Thanks to the Week magazine, for bringing our attention to an interesting article in the Wall Street Journal, and a tip-off to a great "calculator" to help you make an informed decision.
First off, this article from Jessica Silver-Greenburg gives a few examples of instances where homeowners have been able to substantially reduce their monthly housing expenses by refinancing a loan they took out when rates were higher. If you bought a home when rates were above six percent, have the equity to re-fi, and plan to be in your home for awhile, it's a no-brainer. However, she also makes the interesting point, that if you plan to sell in the semi-near future, an adjustable rate mortgage is worth exploring, as the gap in rates between fixed and ARM's has widened as of late (ie. ARM's have become a really good deal).
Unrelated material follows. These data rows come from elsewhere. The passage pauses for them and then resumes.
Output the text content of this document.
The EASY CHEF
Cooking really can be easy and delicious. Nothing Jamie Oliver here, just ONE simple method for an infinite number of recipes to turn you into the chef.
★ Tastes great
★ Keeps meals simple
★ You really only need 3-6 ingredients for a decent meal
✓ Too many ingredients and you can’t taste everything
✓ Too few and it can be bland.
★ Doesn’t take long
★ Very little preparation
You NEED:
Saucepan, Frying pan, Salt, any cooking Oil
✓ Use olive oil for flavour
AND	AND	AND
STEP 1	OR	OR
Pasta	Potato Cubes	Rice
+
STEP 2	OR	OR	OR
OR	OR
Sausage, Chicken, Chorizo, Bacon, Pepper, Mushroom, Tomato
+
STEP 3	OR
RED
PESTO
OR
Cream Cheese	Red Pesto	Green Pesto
Will rates continue to fall? I'll defer to the opinions of the pros on that one, but if you google "home loan interest rates forecast" and investigate some of the results, one thing you'll find across the board is consistent use of words like "volatility" and "uncertainty."
One thing you can do to make a more informed decision is plug your numbers into this online calculator developed by Economists at the University of Chicago, that factors in closing costs, marginal tax rates, and the number of years left on your mortgage. It will tell you at what rate it would be a good idea to "pull the trigger," not to mention it's just kind of fun to play around with it (well, o.k., at least Roger thought so). Most bank's websites have similar tools, so look around your bank's site, while keeping in mind that if you re-fi through your bank, they're going to make a nice chunk of change. The local credit union where I personally bank has a multitude of calculators available to customers & non-customers alike- I especially like this one, which calculates how much you'll save in interest over the long term by re-financing to a lower rate, or to a different type of loan.